Personal information
- Born: January 25, 1925 Mahanoy City, Pennsylvania, U.S.
- Died: July 11, 1994 (aged 69) Pompano Beach, Florida, U.S.
- Listed height: 6 ft 2 in (1.88 m)
- Listed weight: 165 lb (75 kg)

Career information
- College: Saint Joseph's (1947–1950)
- NBA draft: 1950: 4th round, 39th overall pick
- Drafted by: Philadelphia Warriors
- Playing career: 1950–1952
- Position: Forward

Career history
- 1950–1952: Sunbury Mercuries

Career highlights
- EPBL champion (1951); All-EPBL First Team (1951);
- Stats at Basketball Reference

= Paul Senesky =

American basketball player (1925-1994)

Paul J. Senesky (January 25, 1925 – July 11, 1994) was an American professional basketball player. He played college basketball for the Saint Joseph's Hawks.
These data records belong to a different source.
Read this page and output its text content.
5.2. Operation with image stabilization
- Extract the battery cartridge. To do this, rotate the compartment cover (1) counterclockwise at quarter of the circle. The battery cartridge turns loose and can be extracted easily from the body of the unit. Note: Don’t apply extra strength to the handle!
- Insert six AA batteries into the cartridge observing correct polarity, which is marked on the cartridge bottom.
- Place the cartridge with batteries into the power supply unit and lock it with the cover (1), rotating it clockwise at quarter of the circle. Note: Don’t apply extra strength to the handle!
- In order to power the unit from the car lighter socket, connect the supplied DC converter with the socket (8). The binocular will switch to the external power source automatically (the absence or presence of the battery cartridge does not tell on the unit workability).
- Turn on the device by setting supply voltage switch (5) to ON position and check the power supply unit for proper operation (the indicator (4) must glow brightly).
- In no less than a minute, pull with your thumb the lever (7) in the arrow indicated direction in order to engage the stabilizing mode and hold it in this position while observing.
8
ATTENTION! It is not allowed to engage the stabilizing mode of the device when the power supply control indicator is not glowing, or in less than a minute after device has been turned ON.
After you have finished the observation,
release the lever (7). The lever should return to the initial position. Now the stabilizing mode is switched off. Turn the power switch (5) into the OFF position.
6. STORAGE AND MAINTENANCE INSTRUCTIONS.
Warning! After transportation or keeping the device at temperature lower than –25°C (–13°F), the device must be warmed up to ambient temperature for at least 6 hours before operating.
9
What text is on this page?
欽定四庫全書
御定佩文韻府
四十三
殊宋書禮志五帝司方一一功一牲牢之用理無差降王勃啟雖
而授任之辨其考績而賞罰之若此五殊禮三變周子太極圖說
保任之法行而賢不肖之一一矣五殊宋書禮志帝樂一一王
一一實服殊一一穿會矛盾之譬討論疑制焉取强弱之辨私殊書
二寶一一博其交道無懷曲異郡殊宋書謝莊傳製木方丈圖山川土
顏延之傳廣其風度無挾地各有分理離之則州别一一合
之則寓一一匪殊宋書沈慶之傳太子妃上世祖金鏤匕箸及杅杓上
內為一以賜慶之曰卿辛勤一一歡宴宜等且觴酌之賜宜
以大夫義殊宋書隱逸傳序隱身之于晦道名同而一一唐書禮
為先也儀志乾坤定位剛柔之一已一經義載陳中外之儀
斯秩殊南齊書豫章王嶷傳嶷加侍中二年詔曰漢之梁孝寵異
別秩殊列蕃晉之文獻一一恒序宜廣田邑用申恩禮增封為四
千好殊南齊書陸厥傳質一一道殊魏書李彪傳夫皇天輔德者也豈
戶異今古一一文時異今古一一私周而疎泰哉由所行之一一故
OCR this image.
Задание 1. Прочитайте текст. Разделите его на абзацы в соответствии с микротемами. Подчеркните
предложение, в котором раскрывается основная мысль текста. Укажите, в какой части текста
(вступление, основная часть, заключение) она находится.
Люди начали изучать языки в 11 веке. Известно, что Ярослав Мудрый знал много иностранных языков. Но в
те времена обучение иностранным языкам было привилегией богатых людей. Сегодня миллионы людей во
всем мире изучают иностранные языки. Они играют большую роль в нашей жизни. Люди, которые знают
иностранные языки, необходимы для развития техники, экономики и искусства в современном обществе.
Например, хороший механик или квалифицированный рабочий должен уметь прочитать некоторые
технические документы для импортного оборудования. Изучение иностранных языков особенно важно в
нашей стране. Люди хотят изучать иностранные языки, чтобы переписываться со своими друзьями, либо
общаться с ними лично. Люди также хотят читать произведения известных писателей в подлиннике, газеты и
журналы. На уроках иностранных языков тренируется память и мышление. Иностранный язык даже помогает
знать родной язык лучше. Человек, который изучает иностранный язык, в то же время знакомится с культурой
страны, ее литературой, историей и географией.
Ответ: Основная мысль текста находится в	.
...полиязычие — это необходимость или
Senesky was drafted by the Philadelphia Warriors of the National Basketball Association (NBA) in 1950 but turned down the offer to pursue a career in law.

==Early life==
Senesky was born and educated in Mahanoy City, Pennsylvania, and was the brother of fellow basketball player George. He enlisted in the United States Army after his high school graduation and served in World War II from 1943 to 1946. Senesky worked in radio intelligence with the 66th Infantry Division and helped to break German codes. He survived the sinking of the SS Léopoldville in 1944.

==Playing career==
Senesky attended Saint Joseph's University (then Saint Joseph's College) and played college basketball for the Hawks from 1947 to 1950. He emerged as a star forward for the team and scored 1,471 points in his career. Senesky was drafted by the Philadelphia Warriors of the National Basketball Association (NBA), where his brother played, but he turned down a contract to instead attend the Temple University School of Law. He paid for his tuition by playing for the Sunbury Mercuries of the Eastern Professional Basketball League (EPBL), where he led the league in scoring with 537 points and was selected to the All-EPBL First Team in 1950–51. He won an EPBL championship with the Mercuries in 1951.

==Later life==
Senesky practiced law in the Philadelphia area for 30 years until his retirement in 1988. He specialised in admiralty law, then negligence cases as a defense lawyer, and finally in products liability.

Senesky died in Pompano Beach, Florida, on July 11, 1994, aged 69.